Solo un'opinione minoritaria ritiene che si possa transigere su quest'ultimo
requisito e che un diritto di sporgenza possa finanche essere costituito su
singoli piani di un edificio (Liver,
Zulässigkeit der Erstellung eines Gebäudes unter teilweiser Einbeziehung des Nachbargrundstückes
aufgrund einer Dienstbarkeit, in: ZBGR 1973 pag. 202 nel mezzo; cfr. in tal senso
anche DTF 111 II 238 consid. 2 con richiami di dottrina).
-
Con la petizione l'attrice aveva addotto di essere proprietaria
del muro divisorio comune e si era opposta alla ristrutturazione prevista dai
convenuti, ritenendola un'ingerenza indebita sulla sua proprietà. Ora,
l'appellante è proprietaria della particella n. __________, a favore della
quale è iscritto, a carico del fondo n. __________, un diritto di sporgenza sul
subalterno n. ____________________ (estratto del registro fondiario, fascicolo
richiamato II), che comprende l'abitazione dal primo piano al solaio. Come
proprietaria del fondo dominante della sporgenza, pertanto, l'attrice è
proprietaria anche della costruzione oggetto della servitù (consid. 4). Nella
fattispecie le parti ammettono che il muro divisorio è comune (osservazioni,
pag. 2 e 4). Come parte costitutiva dello stabile (art. 642 CC), nella porzione
che interessa il primo piano e il solaio esso appartiene pertanto, in
comproprietà, anche all'appellante. La titolare del diritto di sporgenza,
inoltre, può sopraelevare il suo stabile nei limiti previsti dall'art. 667 cpv.

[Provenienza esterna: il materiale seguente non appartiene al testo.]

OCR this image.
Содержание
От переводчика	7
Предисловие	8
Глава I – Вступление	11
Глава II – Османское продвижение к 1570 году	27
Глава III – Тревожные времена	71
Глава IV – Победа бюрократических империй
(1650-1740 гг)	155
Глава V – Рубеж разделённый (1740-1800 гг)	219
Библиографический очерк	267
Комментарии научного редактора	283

1 CC, compatibilmente con le norme del diritto edilizio. Può quindi opporsi a
ingerenze di terzi anche nello spazio sovrastante la sua costruzione (Steinauer, op. cit., n. 1618, pag. 69).
La legittimazione attiva dell'attrice è quindi data in concreto, contrariamente
a quanto ritengono il Pretore e i convenuti.
-
A
detta dell'appellante la sopraelevazione litigiosa sconfinerebbe nella sua
proprietà, il muro divisorio potendo essere rialzato solo su tutto il suo
spessore o, in sezione ridotta, partendo dalla proprietà dei convenuti o a
cavallo del confine. L'attrice rimprovera al Pretore di avere considerato la
riduzione dello spessore del manufatto alla stregua di un incavo nel muro
comune divisorio, per altro illecito ai sensi dell'art. 110 LAC, e afferma che
i vicini non possono appoggiarsi solo dalla sua parte per aggiungere un piano
al loro stabile. Contrariamente a quanto sembra ritenere l'attrice, tuttavia,
ogni proprietario interessato è comproprietario del muro divisorio comune per
tutta la sua larghezza, e non solo per la metà tracciata dalla linea di confine.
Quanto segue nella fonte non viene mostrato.